When Israel elect to have a King like other nations, he must be chosen of God, an Israelite and no foreigner (Deuteronomy 17:14 f.). He must not multiply horses, wives nor silver and gold (Deuteronomy 17:16 f.). He shall write a copy of the Law and always study it, that he may fear God, with a heart not uplifted above his brethren, to the prolonging of his own and his children's days (Deuteronomy 17:18-20). Peculiar to D, and in the Sg address, except in Deuteronomy 17:16 bwhere unto youis due to the attraction of the Pl. in the quotation. The obvious references to Solomon and the echo of the prophet's protests against Egyptian alliances confirm the other evidence which D furnishes for a date under the later monarchy.

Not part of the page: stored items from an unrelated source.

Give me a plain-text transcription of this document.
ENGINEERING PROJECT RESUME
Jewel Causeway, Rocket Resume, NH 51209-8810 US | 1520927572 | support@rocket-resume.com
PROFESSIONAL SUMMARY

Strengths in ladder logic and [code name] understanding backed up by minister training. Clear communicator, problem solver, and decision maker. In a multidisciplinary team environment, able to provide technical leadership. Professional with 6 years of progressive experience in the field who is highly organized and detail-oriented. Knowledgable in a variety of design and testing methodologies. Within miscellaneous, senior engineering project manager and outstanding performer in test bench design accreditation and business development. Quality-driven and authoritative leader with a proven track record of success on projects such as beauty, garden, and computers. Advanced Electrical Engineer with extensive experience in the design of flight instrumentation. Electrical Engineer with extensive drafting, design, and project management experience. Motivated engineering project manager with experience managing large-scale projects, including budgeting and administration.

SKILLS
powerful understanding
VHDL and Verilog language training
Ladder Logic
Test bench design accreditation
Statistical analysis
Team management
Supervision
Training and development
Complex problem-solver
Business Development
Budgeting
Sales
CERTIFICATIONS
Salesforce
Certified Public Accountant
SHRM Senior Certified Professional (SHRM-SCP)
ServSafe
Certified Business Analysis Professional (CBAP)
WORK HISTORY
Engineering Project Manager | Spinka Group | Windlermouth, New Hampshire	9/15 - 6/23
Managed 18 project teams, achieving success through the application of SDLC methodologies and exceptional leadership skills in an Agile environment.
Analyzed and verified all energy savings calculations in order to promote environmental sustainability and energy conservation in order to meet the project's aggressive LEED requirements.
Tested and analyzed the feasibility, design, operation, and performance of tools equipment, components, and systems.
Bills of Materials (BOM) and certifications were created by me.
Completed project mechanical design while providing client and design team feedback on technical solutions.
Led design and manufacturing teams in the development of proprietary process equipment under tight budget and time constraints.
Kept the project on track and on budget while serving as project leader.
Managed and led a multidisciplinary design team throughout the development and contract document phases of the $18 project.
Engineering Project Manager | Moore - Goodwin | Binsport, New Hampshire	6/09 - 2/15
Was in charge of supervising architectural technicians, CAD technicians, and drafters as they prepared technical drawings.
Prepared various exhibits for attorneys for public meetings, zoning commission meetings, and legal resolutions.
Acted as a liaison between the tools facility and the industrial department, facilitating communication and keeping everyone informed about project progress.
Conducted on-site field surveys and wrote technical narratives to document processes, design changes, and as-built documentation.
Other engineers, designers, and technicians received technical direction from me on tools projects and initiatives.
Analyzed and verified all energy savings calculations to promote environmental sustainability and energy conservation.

Some take the law as even later than the body of the Code, because, like Deuteronomy 31:9, it represents the whole Law as written and canonical. So e.g. Cornill Einl. 3 25 f. and Berth, who compares Deuteronomy 17:16 with Ezekiel 17:15 and considers Zedekiah's reign as probable a date therefore as the Exile. But it is difficult to conceive the original Code with no law of the King; and Deuteronomy 17:16 may well have been contained in the Law-Book discovered under Josiah. For the relation of this law to the two accounts of the institution of the Kingdom in 1 Sam. the older sympathetic (1 Samuel 9:1 to 1Sa 10:16, 1 Samuel 10:27 b, 1 Samuel 11:1-11; 1 Samuel 11:15; 1 Samuel 11:13-14), and the younger hostile (1 Samuel 7:2-17; 1 Samuel 7:8; 1 Samuel 10:17-22 a, 1 Samuel 10:12) to the monarchy see Driver's Deut.212 f. For the Babylonian ideals of a King see Prologue to the Code of Ḫammurabi and further Johns Bab. & Ass. Laws, etc., 192 f.